Ketua Komisi V DPR RI Lasarus mendorong evaluasi menyeluruh terhadap sistem pengawasan dan keselamatan pelayaran nasional menyusul insiden kebakaran kapal Barcelona 5 di perairan Pulau Talise, Minahasa Utara, Sulawesi Utara (Sulut) yang menewaskan lima orang.
Secara khusus, Lasarus menyoroti perbedaan jumlah penumpang yang tercatat dalam data manifest kapal itu. Di manifest Barcelona 5, jumlah penumpang yang tercatat hanya 280 orang. Namun, penumpang yang berhasil dievakuasi dari kapal itu sudah mencapai 580 orang.
“Perbedaan 300 orang ini sangat tidak bisa ditoleransi. Kalau beda dua atau tiga, mungkin bisa dimaklumi. Tetapi, ini terlalu besar dan patut diduga sebagai pelanggaran yang disengaja,” ujar Lasarus kepada wartawan di Kompleks Parlemen, Senayan, Jakarta, Selasa (22/7).
KM Barcelona 5 terbakar saat sedang dalam perjalanan dari Lirung menuju Manado, Minggu, (20/7) sekitar pukul 14.00 WITA. Saat ini, petugas dari tim gabungan masih terus mencari dan mengevakuasi penumpang kapal.

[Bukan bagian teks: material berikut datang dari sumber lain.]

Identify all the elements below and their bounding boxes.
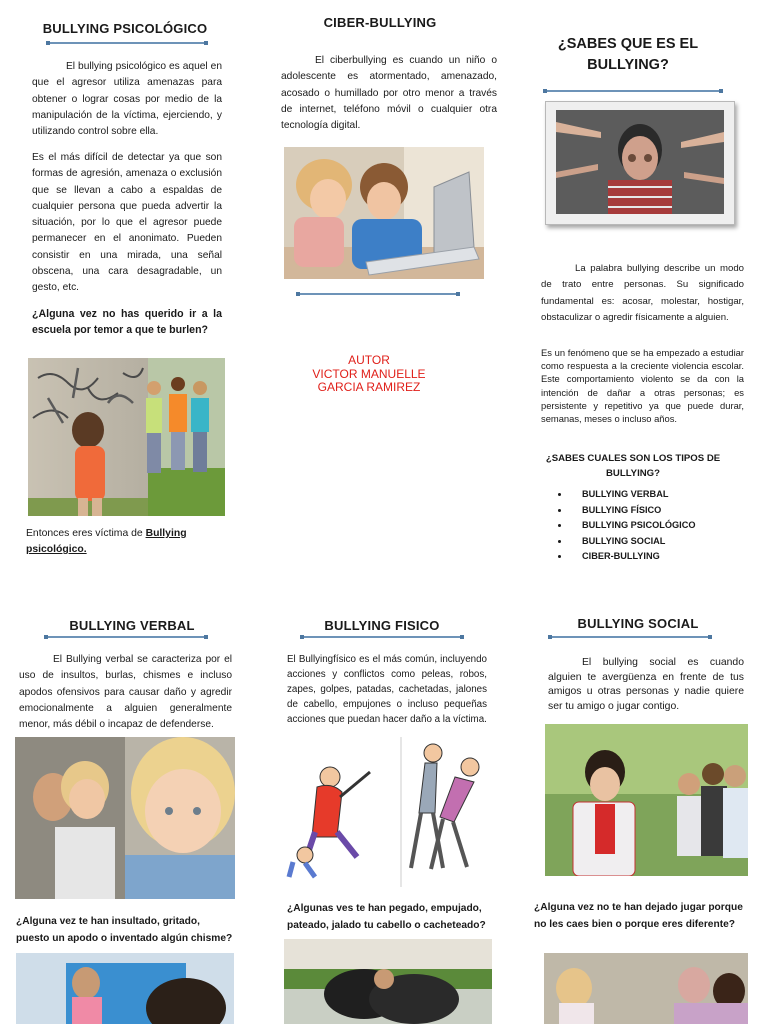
types-title: [540, 452, 726, 481]
types-list-item: • BULLYING FÍSICO: [570, 503, 768, 519]
types-title-line2: BULLYING?: [605, 467, 660, 479]
ciber-title: CIBER-BULLYING: [323, 15, 437, 30]
fisico-photo: [284, 939, 492, 1024]
psico-paragraph-2: Es el más difícil de detectar ya que son formas de agresión, amenaza o exclusión que se llevan a cabo a espaldas de cualquier persona que pueda advertir la situación, por lo que el agresor puede permanecer en el anonimato. Pueden consistir en una mirada, una señal obscena, una cara desagradable, un gesto, etc.: [32, 152, 222, 294]
cover-title: [540, 34, 716, 76]
types-list-item: • BULLYING SOCIAL: [570, 534, 768, 550]
types-list: [540, 487, 768, 565]
social-title-rule: [548, 636, 712, 638]
types-list-item: • BULLYING PSICOLÓGICO: [570, 518, 768, 534]
psico-question: ¿Alguna vez no has querido ir a la escuela por temor a que te burlen?: [32, 308, 222, 336]
cover-title-line2: BULLYING?: [587, 57, 669, 73]
author-block: [290, 354, 448, 395]
psico-title: BULLYING PSICOLÓGICO: [42, 21, 208, 36]
psico-photo: [28, 358, 225, 516]
verbal-question: ¿Alguna vez te han insultado, gritado, puesto un apodo o inventado algún chisme?: [16, 916, 233, 944]
social-title: BULLYING SOCIAL: [577, 616, 699, 631]
social-photo-2: [544, 953, 748, 1024]
verbal-title-rule: [44, 636, 208, 638]
fisico-paragraph-1: El Bullyingfísico es el más común, incluyendo acciones y conflictos como peleas, robos, zapes, golpes, patadas, cachetadas, jalones de cabello, empujones o incluso pequeñas acciones que puedan hacer daño a la víctima.: [287, 654, 487, 726]
psico-closing-prefix: Entonces eres víctima de: [26, 528, 146, 539]
fisico-title-rule: [300, 636, 464, 638]
author-name-line2: GARCIA RAMIREZ: [317, 380, 421, 394]
social-question: ¿Alguna vez no te han dejado jugar porque no les caes bien o porque eres diferente?: [534, 902, 743, 930]
psico-paragraph-1: El bullying psicológico es aquel en que el agresor utiliza amenazas para obtener o lograr cosas por medio de la manipulación de la víctima, ejerciendo, y utilizando control sobre ella.: [32, 61, 222, 138]
cover-title-rule: [543, 90, 723, 92]
author-label: AUTOR: [348, 353, 390, 367]
types-list-item: • CIBER-BULLYING: [570, 549, 768, 565]
verbal-paragraph-1: El Bullying verbal se caracteriza por el uso de insultos, burlas, chismes e incluso apodos ofensivos para causar daño y agredir emocionalmente a alguien generalmente menor, más débil o incapaz de defenderse.: [19, 654, 232, 731]
cover-paragraph-1: La palabra bullying describe un modo de trato entre personas. Su significado fundamental es: acosar, molestar, hostigar, obstaculizar o agredir físicamente a alguien.: [541, 263, 744, 323]
social-paragraph-1: El bullying social es cuando alguien te avergüenza en frente de tus amigos u otras personas y nadie quiere ser tu amigo o jugar contigo.: [548, 657, 744, 712]
types-title-line1: ¿SABES CUALES SON LOS TIPOS DE: [545, 453, 721, 464]
verbal-title: BULLYING VERBAL: [69, 618, 195, 633]
psico-closing: [26, 526, 226, 558]
fisico-cartoon: [285, 737, 492, 887]
cover-photo: [545, 101, 735, 225]
cover-paragraph-2: Es un fenómeno que se ha empezado a estudiar como respuesta a la creciente violencia escolar. Este comportamiento violento se da con la intención de dañar a otras personas; es persistente y repetitivo ya que puede durar, semanas, meses o incluso años.: [541, 347, 744, 425]
verbal-photo-2: [16, 953, 234, 1024]
fisico-title: BULLYING FISICO: [324, 618, 440, 633]
types-list-item: • BULLYING VERBAL: [570, 487, 768, 503]
ciber-paragraph-1: El ciberbullying es cuando un niño o adolescente es atormentado, amenazado, acosado o humillado por otro menor a través de internet, teléfono móvil o cualquier otra tecnología digital.: [281, 55, 497, 132]
cover-title-line1: ¿SABES QUE ES EL: [557, 36, 699, 52]
ciber-photo: [284, 147, 484, 279]
ciber-bottom-rule: [296, 293, 460, 295]
author-name-line1: VICTOR MANUELLE: [312, 366, 426, 381]
psico-closing-link[interactable]: Bullying psicológico.: [26, 528, 187, 555]
verbal-photo: [15, 737, 235, 899]
psico-title-rule: [46, 42, 208, 44]
fisico-question: ¿Algunas ves te han pegado, empujado, pateado, jalado tu cabello o cacheteado?: [287, 903, 486, 931]
social-photo: [545, 724, 748, 876]
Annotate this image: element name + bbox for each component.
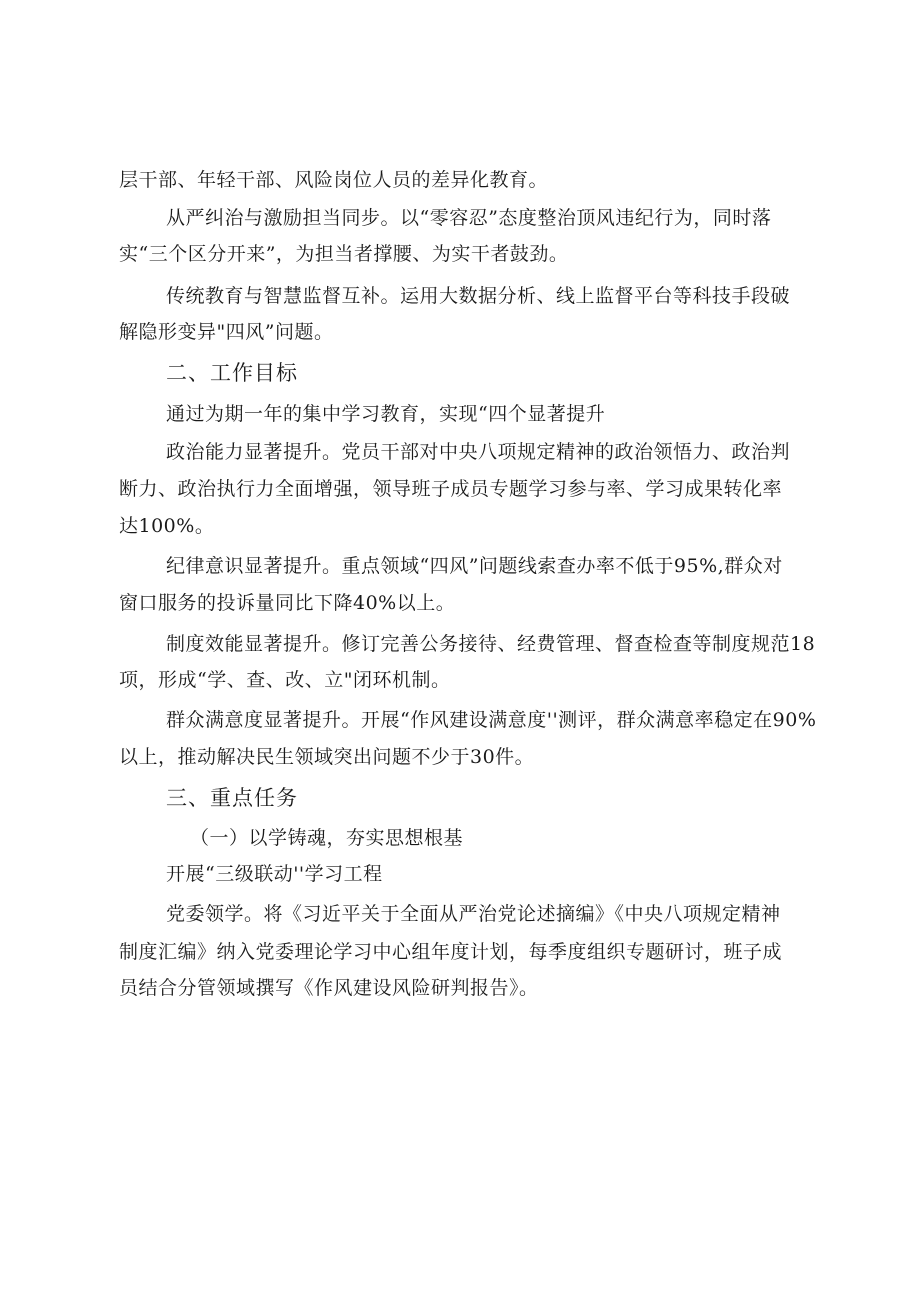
paragraph-line: 实“三个区分开来”，为担当者撑腰、为实干者鼓劲。 (119, 243, 569, 265)
paragraph-line: 政治能力显著提升。党员干部对中央八项规定精神的政治领悟力、政治判 (166, 441, 791, 463)
paragraph-line: 传统教育与智慧监督互补。运用大数据分析、线上监督平台等科技手段破 (166, 285, 791, 307)
paragraph-line: 制度效能显著提升。修订完善公务接待、经费管理、督查检查等制度规范18 (166, 633, 816, 655)
paragraph-line: 层干部、年轻干部、风险岗位人员的差异化教育。 (119, 169, 549, 191)
section-heading-goals: 二、工作目标 (166, 361, 298, 385)
paragraph-line: 项，形成“学、查、改、立"闭环机制。 (119, 669, 451, 691)
paragraph-line: 以上，推动解决民生领域突出问题不少于30件。 (119, 746, 535, 768)
paragraph-line: 通过为期一年的集中学习教育，实现“四个显著提升 (166, 403, 606, 425)
paragraph-line: 开展“三级联动''学习工程 (166, 863, 383, 885)
paragraph-line: 达100%。 (119, 515, 215, 537)
paragraph-line: 断力、政治执行力全面增强，领导班子成员专题学习参与率、学习成果转化率 (119, 478, 783, 500)
paragraph-line: 解隐形变异"四风”问题。 (119, 321, 334, 343)
paragraph-line: 从严纠治与激励担当同步。以“零容忍”态度整治顶风违纪行为，同时落 (166, 207, 772, 229)
paragraph-line: 员结合分管领域撰写《作风建设风险研判报告》。 (119, 977, 539, 999)
paragraph-line: 群众满意度显著提升。开展“作风建设满意度''测评，群众满意率稳定在90% (166, 709, 817, 731)
paragraph-line: 党委领学。将《习近平关于全面从严治党论述摘编》《中央八项规定精神 (166, 903, 781, 925)
subsection-heading: （一）以学铸魂，夯实思想根基 (190, 827, 464, 849)
paragraph-line: 制度汇编》纳入党委理论学习中心组年度计划，每季度组织专题研讨，班子成 (119, 941, 783, 963)
section-heading-tasks: 三、重点任务 (166, 786, 298, 810)
paragraph-line: 窗口服务的投诉量同比下降40%以上。 (119, 592, 456, 614)
paragraph-line: 纪律意识显著提升。重点领域“四风”问题线索查办率不低于95%,群众对 (166, 555, 783, 577)
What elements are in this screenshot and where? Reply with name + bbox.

Lasarus mengatakan izin keberangkatan kapal menjadi tanggung jawab penuh Kantor Syahbandar dan Otoritas Pelabuhan (KSOP). Untuk itu, Komisi V akan memanggil Kementerian Perhubungan, termasuk Dirjen Perhubungan Laut, guna meminta klarifikasi menyeluruh.
“Kami sudah koordinasi dengan Kepala KNKT untuk investigasi cepat. Ini menyangkut keselamatan publik, pajak, asuransi, hingga jaminan hak-hak penumpang. Semua harus terang,” tegasnya.
Lasarus juga menyinggung pentingnya penyederhanaan regulasi pelayaran. Menurutnya, aturan yang terlalu banyak justru menyulitkan pengawasan, dan lebih baik dibuat sederhana tapi wajib dipatuhi tanpa toleransi.
Terkait kapal-kapal lain seperti KMP Tunu Pratama Jaya yang tenggelam hanya beberapa mil dari pelabuhan, Lasarus mengingatkan perlunya audit teknis terhadap perubahan jenis kapal seperti LCT (Landing Craft Tank) yang diubah menjadi KMP (Kapal Motor Penumpang). Ia meminta agar instansi yang memberi izin konversi itu turut diperiksa.
“Kami tidak ingin menyebut ini pembiaran dari pemerintah, tapi lebih kepada kemungkinan adanya kelalaian oknum. Tetap harus objektif dan profesional dalam menelusurinya,” ujarnya.